AWD-LSTM-DRILL + dynamic evaluation† (WT2)— why does the quantisation differ between cards?

Because capacity varies, so does how hard it has to be squeezed. The number of distinct levels in the table above: 1. Bigger cards get the more accurate version, and the quality floor above pins the comparison to one level.

09

AWD-LSTM-DRILL + dynamic evaluation† (WT2)— how accurate are these speed estimates?

They are calculated from specifications rather than measured, and each carries a range. One example: 59,792–159,446 tok/s on B200. The same model and card vary by thirty to fifty per cent depending on the inference software and its version.

10

AWD-LSTM-DRILL + dynamic evaluation† (WT2)— what GPU do I need to run it?

The smallest card in our catalogue that holds it is Tesla C1080, with a memory capacity of 4 GB. It runs the model at a compression of Q8_0 using about 0.7 GB, and produces roughly 1,084 tokens per second. The number of cards able to run it in total: 818.

11

AWD-LSTM-DRILL + dynamic evaluation† (WT2)— how fast is it on a GPU?

It depends on the card. The quickest we calculate is B200, at about 99,654 tokens per second; the slowest that still runs it manages considerably less. Reading speed is around ten tokens per second, and the number of cards clearing that: 818.

12

AWD-LSTM-DRILL + dynamic evaluation† (WT2)— how much VRAM does it need?

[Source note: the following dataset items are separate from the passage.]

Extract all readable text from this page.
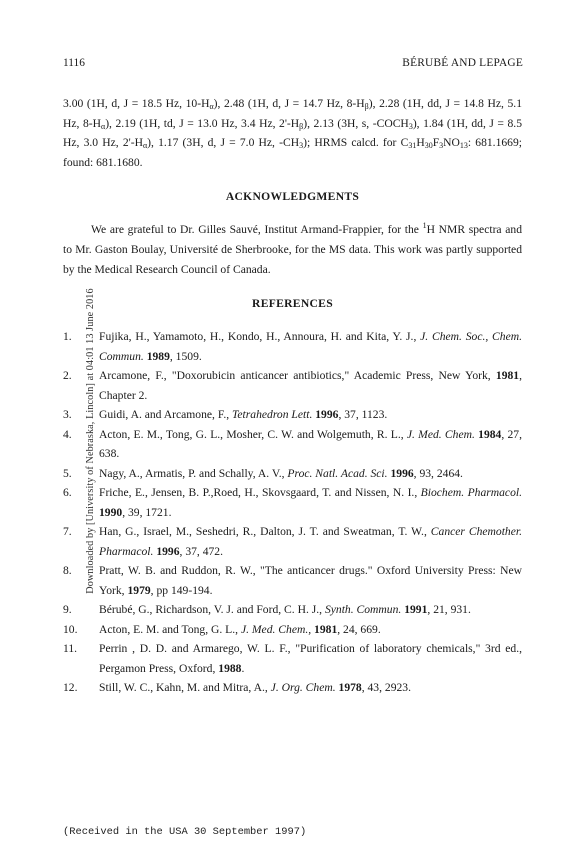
Downloaded by [University of Nebraska, Lincoln] at 04:01 13 June 2016
1116	BÉRUBÉ AND LEPAGE

3.00 (1H, d, J = 18.5 Hz, $10-H_\alpha$), 2.48 (1H, d, J = 14.7 Hz, $8-H_\beta$), 2.28 (1H, dd, J = 14.8 Hz, 5.1 Hz, $8-H_\alpha$), 2.19 (1H, td, J = 13.0 Hz, 3.4 Hz, $2'-H_\beta$), 2.13 (3H, s, $-COCH_3$), 1.84 (1H, dd, J = 8.5 Hz, 3.0 Hz, $2'-H_\alpha$), 1.17 (3H, d, J = 7.0 Hz, $-CH_3$); HRMS calcd. for $C_{31}H_{30}F_3NO_{13}$: 681.1669; found: 681.1680.

ACKNOWLEDGMENTS

We are grateful to Dr. Gilles Sauvé, Institut Armand-Frappier, for the $^1$H NMR spectra and to Mr. Gaston Boulay, Université de Sherbrooke, for the MS data. This work was partly supported by the Medical Research Council of Canada.

REFERENCES
1.	Fujika, H., Yamamoto, H., Kondo, H., Annoura, H. and Kita, Y. J., J. Chem. Soc., Chem. Commun. 1989, 1509.
2.	Arcamone, F., "Doxorubicin anticancer antibiotics," Academic Press, New York, 1981, Chapter 2.
3.	Guidi, A. and Arcamone, F., Tetrahedron Lett. 1996, 37, 1123.
4.	Acton, E. M., Tong, G. L., Mosher, C. W. and Wolgemuth, R. L., J. Med. Chem. 1984, 27, 638.
5.	Nagy, A., Armatis, P. and Schally, A. V., Proc. Natl. Acad. Sci. 1996, 93, 2464.
6.	Friche, E., Jensen, B. P.,Roed, H., Skovsgaard, T. and Nissen, N. I., Biochem. Pharmacol. 1990, 39, 1721.
7.	Han, G., Israel, M., Seshedri, R., Dalton, J. T. and Sweatman, T. W., Cancer Chemother. Pharmacol. 1996, 37, 472.
8.	Pratt, W. B. and Ruddon, R. W., "The anticancer drugs." Oxford University Press: New York, 1979, pp 149-194.
9.	Bérubé, G., Richardson, V. J. and Ford, C. H. J., Synth. Commun. 1991, 21, 931.
10.	Acton, E. M. and Tong, G. L., J. Med. Chem., 1981, 24, 669.
11.	Perrin , D. D. and Armarego, W. L. F., "Purification of laboratory chemicals," 3rd ed., Pergamon Press, Oxford, 1988.
12.	Still, W. C., Kahn, M. and Mitra, A., J. Org. Chem. 1978, 43, 2923.
(Received in the USA 30 September 1997)
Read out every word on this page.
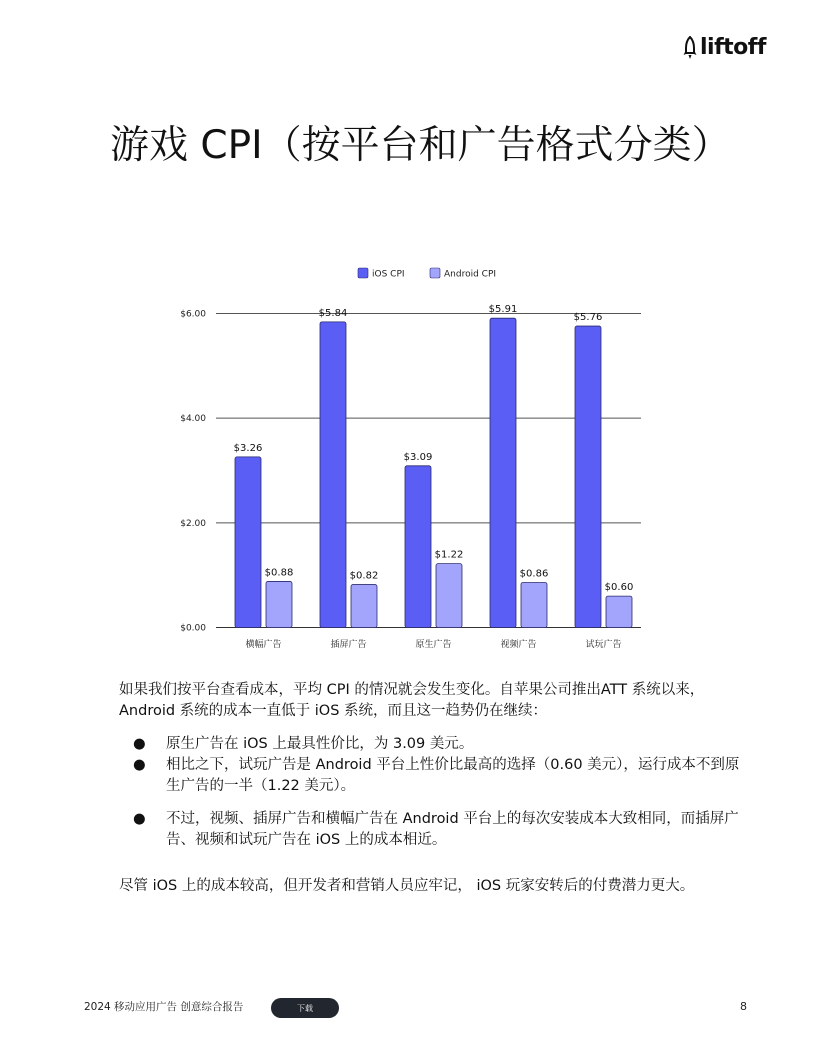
liftoff
游戏 CPI（按平台和广告格式分类）
$0.00
$2.00
$4.00
$6.00
iOS CPI	Android CPI
$3.26
$0.88
横幅广告
$5.84
$0.82
插屏广告
$3.09
$1.22
原生广告
$5.91
$0.86
视频广告
$5.76
$0.60
试玩广告

如果我们按平台查看成本，平均 CPI 的情况就会发生变化。自苹果公司推出ATT 系统以来，Android 系统的成本一直低于 iOS 系统，而且这一趋势仍在继续：

● 原生广告在 iOS 上最具性价比，为 3.09 美元。
● 相比之下，试玩广告是 Android 平台上性价比最高的选择（0.60 美元），运行成本不到原生广告的一半（1.22 美元）。
● 不过，视频、插屏广告和横幅广告在 Android 平台上的每次安装成本大致相同，而插屏广告、视频和试玩广告在 iOS 上的成本相近。

尽管 iOS 上的成本较高，但开发者和营销人员应牢记， iOS 玩家安转后的付费潜力更大。

2024 移动应用广告 创意综合报告	下载	8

It needs about 0.7 GB at a compression of Q8_0, which is what the smallest card that runs it uses. Less compression needs more: the figures in the memory column above are recalculated for each card, because each one holds the least-compressed version it can.

13

AWD-LSTM-DRILL + dynamic evaluation† (WT2)— can I run it on a GPU holding 8 GB?

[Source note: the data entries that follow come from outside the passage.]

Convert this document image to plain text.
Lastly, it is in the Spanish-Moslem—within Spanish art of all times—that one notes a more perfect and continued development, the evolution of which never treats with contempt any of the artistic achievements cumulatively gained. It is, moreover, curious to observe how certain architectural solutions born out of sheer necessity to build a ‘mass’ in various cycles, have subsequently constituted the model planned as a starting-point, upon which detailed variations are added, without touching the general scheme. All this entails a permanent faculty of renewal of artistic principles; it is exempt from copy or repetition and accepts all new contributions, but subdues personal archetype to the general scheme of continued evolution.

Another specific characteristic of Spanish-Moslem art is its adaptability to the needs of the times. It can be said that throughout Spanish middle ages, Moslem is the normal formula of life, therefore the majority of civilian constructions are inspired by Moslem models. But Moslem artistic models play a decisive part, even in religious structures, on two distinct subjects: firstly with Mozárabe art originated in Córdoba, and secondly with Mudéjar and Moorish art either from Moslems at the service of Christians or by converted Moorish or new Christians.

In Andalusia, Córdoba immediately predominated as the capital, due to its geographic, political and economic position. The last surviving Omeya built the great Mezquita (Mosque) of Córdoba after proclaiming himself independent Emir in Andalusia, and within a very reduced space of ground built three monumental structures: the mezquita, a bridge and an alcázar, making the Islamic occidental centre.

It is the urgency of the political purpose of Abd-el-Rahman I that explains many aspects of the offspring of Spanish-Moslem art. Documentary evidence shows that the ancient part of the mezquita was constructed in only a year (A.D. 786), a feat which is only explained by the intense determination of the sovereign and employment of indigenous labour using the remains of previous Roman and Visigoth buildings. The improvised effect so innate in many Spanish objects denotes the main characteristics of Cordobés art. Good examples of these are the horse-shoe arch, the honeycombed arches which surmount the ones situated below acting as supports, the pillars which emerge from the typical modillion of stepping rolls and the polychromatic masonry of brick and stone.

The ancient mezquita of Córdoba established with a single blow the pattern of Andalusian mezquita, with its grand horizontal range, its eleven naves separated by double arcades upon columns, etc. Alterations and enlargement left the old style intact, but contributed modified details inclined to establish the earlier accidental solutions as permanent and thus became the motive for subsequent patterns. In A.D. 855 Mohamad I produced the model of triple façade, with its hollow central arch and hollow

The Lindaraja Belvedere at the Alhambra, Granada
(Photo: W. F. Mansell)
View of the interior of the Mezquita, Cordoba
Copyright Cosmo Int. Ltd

Yes. The card CMP 170HX 8 GB, holding 8 GB, runs it at a compression of Q8_0, using about 0.7 GB and generating roughly 18,561 tokens per second. The fit is comfortable.

14

AWD-LSTM-DRILL + dynamic evaluation† (WT2)— can I run it on a GPU holding 12 GB?

Yes. The card GeForce RTX 3080 Ti, holding 12 GB, runs it at a compression of Q8_0, using about 0.7 GB and generating roughly 11,366 tokens per second. The fit is comfortable.

15

AWD-LSTM-DRILL + dynamic evaluation† (WT2)— can I run it on a GPU holding 16 GB?

Yes. The card Tesla V100 SXM2 16 GB, holding 16 GB, runs it at a compression of Q8_0, using about 0.7 GB and generating roughly 14,076 tokens per second. The fit is comfortable.

16

AWD-LSTM-DRILL + dynamic evaluation† (WT2)— can I run it on a GPU holding 24 GB?

Yes. The card GeForce RTX 5090 D V2, holding 24 GB, runs it at a compression of Q8_0, using about 0.7 GB and generating roughly 16,692 tokens per second. The fit is comfortable.

17

AWD-LSTM-DRILL + dynamic evaluation† (WT2)— is it open source?

Its weights are published, so it can be downloaded and run on your own hardware. Note that open weights is not the same as open source in the full sense — it says nothing about the training data, the training code, or the commercial terms attached.

18

AWD-LSTM-DRILL + dynamic evaluation† (WT2)— how many parameters does it have?

It has a parameter count of 34M. 34M, Table 2. That figure is the total, and it is what decides how much memory the model needs — roughly half a gigabyte per billion at the compression most people use.

Source

Original publication

Record last updated 11 February 2026

The other direction

Looking at it from the other side?

This page starts from the model. If you already own a card and want to know everything it will run, start from the hardware instead.